We have several virtual machines on a public network due to the ip addresses being public. We received the following email today:
We have received the following complaint for xxx.xxx.xxx.xxx. Please investigate, take any necessary actions, and reply back to this email with full resolution details within 24 hours to avoid suspension and/or termination for TOS violation. In order to ensure all communication is received, please do not open a support ticket. Simply respond to this email and we will get back with you.
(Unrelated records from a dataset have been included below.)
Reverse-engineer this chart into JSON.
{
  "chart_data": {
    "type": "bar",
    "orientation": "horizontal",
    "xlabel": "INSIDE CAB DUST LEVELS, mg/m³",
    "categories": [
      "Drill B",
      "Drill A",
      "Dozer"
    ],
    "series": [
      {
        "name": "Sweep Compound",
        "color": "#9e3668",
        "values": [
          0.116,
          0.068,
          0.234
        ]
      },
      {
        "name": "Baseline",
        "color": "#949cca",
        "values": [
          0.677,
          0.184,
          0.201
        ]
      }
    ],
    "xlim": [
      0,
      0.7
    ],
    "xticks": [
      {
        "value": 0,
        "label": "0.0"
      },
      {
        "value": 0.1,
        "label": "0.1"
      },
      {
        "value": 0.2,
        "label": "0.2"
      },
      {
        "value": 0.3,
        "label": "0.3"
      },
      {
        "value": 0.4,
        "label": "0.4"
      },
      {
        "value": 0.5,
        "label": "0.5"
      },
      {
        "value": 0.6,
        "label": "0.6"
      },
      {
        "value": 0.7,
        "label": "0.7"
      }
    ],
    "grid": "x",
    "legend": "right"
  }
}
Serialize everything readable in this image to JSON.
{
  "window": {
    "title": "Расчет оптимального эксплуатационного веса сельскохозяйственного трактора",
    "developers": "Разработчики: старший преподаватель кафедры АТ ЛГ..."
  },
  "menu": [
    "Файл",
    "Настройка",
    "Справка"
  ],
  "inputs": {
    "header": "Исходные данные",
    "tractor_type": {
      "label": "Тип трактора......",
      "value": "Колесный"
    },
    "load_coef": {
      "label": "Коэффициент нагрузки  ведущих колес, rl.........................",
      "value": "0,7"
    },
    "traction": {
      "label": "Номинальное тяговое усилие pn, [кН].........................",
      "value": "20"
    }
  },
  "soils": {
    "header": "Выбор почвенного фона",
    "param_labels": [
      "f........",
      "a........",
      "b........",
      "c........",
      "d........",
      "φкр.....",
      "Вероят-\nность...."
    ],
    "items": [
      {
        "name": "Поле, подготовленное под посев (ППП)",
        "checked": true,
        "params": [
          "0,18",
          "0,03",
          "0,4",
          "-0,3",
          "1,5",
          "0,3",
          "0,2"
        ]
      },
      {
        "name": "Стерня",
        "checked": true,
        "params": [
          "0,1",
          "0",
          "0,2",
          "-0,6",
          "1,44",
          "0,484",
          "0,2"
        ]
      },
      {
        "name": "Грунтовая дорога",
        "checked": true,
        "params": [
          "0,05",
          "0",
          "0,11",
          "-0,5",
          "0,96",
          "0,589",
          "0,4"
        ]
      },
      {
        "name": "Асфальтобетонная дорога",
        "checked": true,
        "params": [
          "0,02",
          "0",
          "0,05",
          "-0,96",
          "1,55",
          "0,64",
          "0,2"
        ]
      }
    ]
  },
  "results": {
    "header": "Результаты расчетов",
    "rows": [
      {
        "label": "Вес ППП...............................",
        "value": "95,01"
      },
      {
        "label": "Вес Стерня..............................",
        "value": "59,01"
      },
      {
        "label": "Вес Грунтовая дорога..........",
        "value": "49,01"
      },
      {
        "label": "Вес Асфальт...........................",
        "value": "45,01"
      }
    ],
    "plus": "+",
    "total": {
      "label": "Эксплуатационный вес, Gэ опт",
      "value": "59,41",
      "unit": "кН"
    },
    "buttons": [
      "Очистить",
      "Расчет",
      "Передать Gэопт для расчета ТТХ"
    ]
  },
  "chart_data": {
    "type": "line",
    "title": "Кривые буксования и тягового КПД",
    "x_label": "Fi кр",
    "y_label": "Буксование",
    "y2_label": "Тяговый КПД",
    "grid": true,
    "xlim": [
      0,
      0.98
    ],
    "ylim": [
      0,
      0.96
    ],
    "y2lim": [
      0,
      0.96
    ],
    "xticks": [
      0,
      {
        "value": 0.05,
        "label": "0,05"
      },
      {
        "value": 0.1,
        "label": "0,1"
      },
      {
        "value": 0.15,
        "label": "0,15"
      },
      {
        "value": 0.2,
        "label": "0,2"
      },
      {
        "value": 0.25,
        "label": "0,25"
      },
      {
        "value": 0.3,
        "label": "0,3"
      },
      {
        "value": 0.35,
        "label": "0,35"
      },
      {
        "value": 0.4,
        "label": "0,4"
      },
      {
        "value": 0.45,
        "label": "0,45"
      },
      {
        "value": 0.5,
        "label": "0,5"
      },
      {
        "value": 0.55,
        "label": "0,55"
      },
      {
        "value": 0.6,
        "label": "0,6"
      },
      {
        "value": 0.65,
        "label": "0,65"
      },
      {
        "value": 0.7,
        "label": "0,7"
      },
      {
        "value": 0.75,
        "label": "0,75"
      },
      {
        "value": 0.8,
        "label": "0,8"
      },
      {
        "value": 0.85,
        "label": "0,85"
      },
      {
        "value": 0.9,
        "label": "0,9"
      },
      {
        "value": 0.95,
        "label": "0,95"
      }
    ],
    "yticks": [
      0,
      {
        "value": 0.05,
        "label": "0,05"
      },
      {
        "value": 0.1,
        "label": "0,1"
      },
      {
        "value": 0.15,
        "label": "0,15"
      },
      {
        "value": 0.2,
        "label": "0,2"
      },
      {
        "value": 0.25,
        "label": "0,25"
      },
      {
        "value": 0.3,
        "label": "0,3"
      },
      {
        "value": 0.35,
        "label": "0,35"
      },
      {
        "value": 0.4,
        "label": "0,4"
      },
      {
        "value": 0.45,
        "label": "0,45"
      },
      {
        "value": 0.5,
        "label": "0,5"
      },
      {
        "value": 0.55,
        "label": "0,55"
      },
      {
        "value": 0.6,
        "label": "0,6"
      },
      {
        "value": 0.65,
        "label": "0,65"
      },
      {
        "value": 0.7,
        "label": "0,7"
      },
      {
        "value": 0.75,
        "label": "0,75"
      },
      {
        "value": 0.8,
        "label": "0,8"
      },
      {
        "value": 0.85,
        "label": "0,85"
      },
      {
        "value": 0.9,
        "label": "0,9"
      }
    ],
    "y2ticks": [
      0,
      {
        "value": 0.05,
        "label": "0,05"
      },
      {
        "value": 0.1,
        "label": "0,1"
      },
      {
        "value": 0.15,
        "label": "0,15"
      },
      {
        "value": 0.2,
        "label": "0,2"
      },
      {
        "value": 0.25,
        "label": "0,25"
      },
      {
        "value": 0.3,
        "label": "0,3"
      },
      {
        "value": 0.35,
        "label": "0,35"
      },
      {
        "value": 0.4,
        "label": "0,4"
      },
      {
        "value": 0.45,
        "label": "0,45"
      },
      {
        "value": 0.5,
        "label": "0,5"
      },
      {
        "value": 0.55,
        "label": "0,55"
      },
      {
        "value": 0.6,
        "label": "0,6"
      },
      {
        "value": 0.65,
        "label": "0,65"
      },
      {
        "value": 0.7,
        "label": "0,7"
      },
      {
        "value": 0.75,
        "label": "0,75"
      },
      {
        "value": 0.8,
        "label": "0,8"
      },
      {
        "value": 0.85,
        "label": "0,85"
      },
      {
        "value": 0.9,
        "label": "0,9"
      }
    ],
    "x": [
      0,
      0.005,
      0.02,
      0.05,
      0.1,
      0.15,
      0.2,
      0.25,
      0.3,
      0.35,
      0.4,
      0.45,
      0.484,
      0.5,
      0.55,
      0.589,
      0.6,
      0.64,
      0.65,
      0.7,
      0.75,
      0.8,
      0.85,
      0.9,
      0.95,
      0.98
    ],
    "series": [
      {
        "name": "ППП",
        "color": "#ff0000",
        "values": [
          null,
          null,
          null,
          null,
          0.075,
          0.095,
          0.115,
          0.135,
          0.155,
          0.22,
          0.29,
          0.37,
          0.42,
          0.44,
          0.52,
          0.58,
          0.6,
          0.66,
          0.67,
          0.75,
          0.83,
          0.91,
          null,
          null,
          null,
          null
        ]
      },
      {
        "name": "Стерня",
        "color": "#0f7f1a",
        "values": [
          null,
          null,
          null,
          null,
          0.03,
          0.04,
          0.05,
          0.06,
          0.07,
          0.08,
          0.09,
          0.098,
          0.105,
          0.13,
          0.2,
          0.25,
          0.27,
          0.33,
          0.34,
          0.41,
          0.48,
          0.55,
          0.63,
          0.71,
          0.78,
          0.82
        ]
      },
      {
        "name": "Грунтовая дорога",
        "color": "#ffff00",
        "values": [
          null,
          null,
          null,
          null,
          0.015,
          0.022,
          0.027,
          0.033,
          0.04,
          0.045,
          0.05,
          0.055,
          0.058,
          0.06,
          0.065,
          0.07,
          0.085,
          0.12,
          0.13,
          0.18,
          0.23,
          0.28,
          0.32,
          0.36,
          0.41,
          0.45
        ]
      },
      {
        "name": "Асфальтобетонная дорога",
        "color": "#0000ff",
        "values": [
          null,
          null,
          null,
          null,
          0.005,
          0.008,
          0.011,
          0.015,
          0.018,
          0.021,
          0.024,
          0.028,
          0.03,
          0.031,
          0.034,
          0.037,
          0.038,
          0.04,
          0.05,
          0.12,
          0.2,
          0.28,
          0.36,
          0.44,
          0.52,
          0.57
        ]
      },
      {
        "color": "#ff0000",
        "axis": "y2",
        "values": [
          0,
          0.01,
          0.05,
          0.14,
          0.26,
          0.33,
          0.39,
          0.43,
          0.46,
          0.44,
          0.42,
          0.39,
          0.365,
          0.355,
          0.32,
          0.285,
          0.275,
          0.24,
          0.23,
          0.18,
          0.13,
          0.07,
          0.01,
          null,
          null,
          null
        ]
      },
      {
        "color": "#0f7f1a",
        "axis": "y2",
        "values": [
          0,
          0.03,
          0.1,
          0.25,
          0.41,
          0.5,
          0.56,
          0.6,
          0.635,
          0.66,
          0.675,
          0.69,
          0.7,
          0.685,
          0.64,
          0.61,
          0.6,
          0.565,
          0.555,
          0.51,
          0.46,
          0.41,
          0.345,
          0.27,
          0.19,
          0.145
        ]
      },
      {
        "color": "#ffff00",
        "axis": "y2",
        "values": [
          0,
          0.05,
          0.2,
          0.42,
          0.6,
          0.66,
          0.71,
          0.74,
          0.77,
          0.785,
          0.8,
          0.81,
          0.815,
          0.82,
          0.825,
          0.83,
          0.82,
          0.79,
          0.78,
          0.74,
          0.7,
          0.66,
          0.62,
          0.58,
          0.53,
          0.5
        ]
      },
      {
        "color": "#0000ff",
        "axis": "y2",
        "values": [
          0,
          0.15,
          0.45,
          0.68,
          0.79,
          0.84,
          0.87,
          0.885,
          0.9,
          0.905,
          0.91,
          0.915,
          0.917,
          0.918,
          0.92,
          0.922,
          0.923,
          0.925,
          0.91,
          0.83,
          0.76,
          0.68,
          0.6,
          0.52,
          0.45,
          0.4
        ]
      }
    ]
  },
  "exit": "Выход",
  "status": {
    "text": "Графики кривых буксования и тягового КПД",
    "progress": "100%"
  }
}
Only open support ticket if you need a technician to suspend the server.
|----------------------------------------------------------------| | Below this line is an example of a complaint we have received: | |----------------------------------------------------------------|
Subject: Open recursive resolver used for an attack: xxx.xxx.xxx.xxx Body: You appear to be running an open recursive resolver at IP address xxx.xxx.xxx.xxx that participated in an attack against a customer of ours, generating large UDP responses to spoofed queries, with those responses becoming fragmented because of their size.
Please consider reconfiguring your resolver in one or more of these ways:
- To only serve your customers and not respond to outside IP addresses (in BIND, this is done by defining a limited set of hosts in "allow-query"; with a Windows DNS server, you would need to use firewall rules to block external access to UDP port 53)
- To only serve domains that it is authoritative for (in BIND, this is done by defining a limited set of hosts in "allow-query" for the server overall but setting "allow-query" to "any" for each zone)
- To rate-limit responses to individual source IP addresses (such as by using DNS Response Rate Limiting or iptables rules)
More information on this type of attack and what each party can do to mitigate it can be found here: http://www.us-cert.gov/ncas/alerts/TA13-088A
If you are an ISP, please also look at your network configuration and make sure that you do not allow spoofed traffic (that pretends to be from external IP addresses) to leave the network. Hosts that allow spoofed traffic make possible this type of attack.
Example DNS responses from your resolver during this attack are given below.=20 Date/timestamps (far left) are UTC.
... removed to hide ip address
(The final octet of our customer's IP address is masked in the above output because some automatic parsers become confused when multiple IP addresses are included. The value of that octet is "185".)
I followed the link:
https://www.us-cert.gov/ncas/alerts/TA13-088A
From what it is telling me, evil do-ers out there are using our servers to cause denial of service attacks, at least that is what I gather from the link.
It suggests we make the following change:
My questions are, will this cause issues with the other virtual machines on the network and will this fix the problem? Is there any repercussions on making this change?
Any have any suggestions on handling this? We have 3 domain controllers that we probably need adjust to prevent this.
Thanks in advanced!
EDIT#1
If we set up the firewall rule to only include our ip addresses on port 52, would that solve our problem? Just a thought.